Chai was founded in 2021 by William Beauchamp, a former quantitative trader educated at Cambridge, who began developing the initial prototype in 2020 in Cambridge, England. The company launched in 2021 and relocated to Palo Alto in 2022.

In June 2023, Chai raised US$2 million in a pre-seed funding round. In September 2023, GPU cloud provider CoreWeave invested in the company at a valuation of US$450 million. In January 2024, Chai Research reported a $450 million valuation following an investment from cloud computing provider CoreWeave. In September 2023, GPU cloud provider CoreWeave invested in the company at a valuation of US$450 million. In January 2024, the company raised additional funds. In 2025, CoreWeave and AMD made further investment in the company, which brought total funding to more than US$55 million. As of 2025, Chai had 1 million daily active users.

In July 2024, authorities in Belgium launched an investigation into the company following reports of a man dying by suicide following extensive chats on the Chai app. In response to the death, Chai added "helpful text" beneath the chat interface when users discuss potentially unsafe topics.

In the first quarter of 2026, it reported annual recurring revenue of approximately US$80 million and a valuation of US$2.4 billion.

==Platform==
The Chai is available on iOS and Android. It gives users a swipeable feed of user-generated AI characters. Users can chat with existing bots or create their own using no-code tools that define a character's name, opening message, personality traits, and backstory. The app focuses on social and entertainment use cases, including role-playing, interactive fiction, and companionship.

Chai initially relied on GPT-J before transitioning to proprietary in-house models trained on user-feedback data. It uses reinforcement learning from human feedback (RLHF), Direct Preference Optimization (DPO), and a technique it calls "model blending," which ensembles multiple LLMs at the conversation level.

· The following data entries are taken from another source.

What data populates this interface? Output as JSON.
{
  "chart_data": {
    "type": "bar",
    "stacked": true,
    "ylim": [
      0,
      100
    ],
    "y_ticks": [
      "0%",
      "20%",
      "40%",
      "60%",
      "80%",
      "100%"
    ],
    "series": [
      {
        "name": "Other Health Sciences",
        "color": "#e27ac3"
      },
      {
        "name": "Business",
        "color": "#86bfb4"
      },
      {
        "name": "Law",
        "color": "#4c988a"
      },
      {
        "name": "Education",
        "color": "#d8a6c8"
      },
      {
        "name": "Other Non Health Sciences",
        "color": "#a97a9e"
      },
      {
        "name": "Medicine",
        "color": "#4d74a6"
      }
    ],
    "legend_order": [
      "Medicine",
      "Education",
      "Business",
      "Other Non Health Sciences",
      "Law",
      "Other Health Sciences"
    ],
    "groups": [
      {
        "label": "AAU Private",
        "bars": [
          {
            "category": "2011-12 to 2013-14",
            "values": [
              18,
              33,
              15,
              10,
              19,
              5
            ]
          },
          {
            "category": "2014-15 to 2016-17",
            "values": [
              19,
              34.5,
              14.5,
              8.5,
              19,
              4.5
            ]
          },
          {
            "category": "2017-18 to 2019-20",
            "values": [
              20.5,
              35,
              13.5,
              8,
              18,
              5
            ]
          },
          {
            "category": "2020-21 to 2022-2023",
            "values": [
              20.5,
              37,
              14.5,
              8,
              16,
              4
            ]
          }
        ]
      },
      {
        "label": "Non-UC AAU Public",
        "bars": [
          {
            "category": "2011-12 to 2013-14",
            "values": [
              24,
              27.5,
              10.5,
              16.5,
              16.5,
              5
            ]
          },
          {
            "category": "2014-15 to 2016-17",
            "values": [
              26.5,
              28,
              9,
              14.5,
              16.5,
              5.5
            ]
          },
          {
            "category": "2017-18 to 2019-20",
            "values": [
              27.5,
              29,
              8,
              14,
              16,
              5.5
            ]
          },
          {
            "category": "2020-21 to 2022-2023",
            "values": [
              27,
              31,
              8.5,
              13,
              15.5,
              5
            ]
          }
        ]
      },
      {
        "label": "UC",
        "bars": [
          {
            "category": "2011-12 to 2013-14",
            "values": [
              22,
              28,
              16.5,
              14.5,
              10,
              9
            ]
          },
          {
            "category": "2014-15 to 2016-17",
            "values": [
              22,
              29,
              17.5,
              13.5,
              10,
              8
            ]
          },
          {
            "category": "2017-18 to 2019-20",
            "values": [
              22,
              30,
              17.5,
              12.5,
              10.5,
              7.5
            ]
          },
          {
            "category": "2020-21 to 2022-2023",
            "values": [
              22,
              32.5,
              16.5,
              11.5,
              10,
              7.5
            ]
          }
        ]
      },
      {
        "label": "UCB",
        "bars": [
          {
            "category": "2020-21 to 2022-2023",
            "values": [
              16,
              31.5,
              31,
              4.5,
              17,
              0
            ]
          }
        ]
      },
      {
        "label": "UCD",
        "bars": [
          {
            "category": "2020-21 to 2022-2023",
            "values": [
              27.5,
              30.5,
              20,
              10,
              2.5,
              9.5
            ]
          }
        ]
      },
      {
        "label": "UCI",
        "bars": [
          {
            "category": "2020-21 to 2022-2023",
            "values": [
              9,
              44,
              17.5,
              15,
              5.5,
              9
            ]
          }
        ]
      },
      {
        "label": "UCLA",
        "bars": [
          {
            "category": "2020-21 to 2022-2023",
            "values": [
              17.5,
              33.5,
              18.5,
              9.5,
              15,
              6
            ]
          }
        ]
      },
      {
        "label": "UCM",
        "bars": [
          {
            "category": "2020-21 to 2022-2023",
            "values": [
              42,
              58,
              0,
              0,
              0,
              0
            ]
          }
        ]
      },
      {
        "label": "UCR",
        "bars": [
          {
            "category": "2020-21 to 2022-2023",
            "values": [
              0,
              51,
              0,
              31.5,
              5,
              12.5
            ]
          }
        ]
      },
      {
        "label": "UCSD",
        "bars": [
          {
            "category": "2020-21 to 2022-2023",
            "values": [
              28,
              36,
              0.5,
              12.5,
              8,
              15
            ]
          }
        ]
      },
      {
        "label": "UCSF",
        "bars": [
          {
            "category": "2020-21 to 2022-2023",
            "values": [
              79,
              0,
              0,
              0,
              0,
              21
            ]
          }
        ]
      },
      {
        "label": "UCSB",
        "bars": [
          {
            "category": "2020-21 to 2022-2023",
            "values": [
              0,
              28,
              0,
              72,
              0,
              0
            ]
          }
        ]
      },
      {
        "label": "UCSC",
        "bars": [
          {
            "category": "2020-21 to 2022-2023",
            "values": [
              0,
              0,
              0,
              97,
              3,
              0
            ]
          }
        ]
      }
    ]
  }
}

In 2023, Chai launched Chaiverse, a developer platform where third-party researchers and developers can submit LLMs for live evaluation by users, with cash prizes based on engagement metrics. The platform operates on a freemium model with free ad-supported access and paid Premium and Ultra tiers.

== Reception ==
In 2022, Canadian writer Sheila Heti published a five-part series in The Paris Review, documenting conversations with chatbots on Chai, including the platform’s default bot Eliza. Heti said that she felt "very unsettled about Eliza, and no longer sure [she] wanted to be her friend", adding that the bot "had turned out to be like most of the other bots on the site—primarily interested in sex". Heti later used those conversations while developing a novel.

In January 2026, CHAI introduced country-based access tiers requiring users in designated "low tier" regions to subscribe for access, while users in "high tier" regions retained free ad-supported access. Users criticized the rollout for poor communication and inconsistencies in the list of affected countries. Following backlash, the company announced a "basic" tier with unlimited messages and ads intended to cover electricity and infrastructure costs.

In February 2026, CHAI faced additional criticism after unannounced token limits froze conversations for both free and paid users, with some subscribers reporting lockouts lasting from several hours to a week.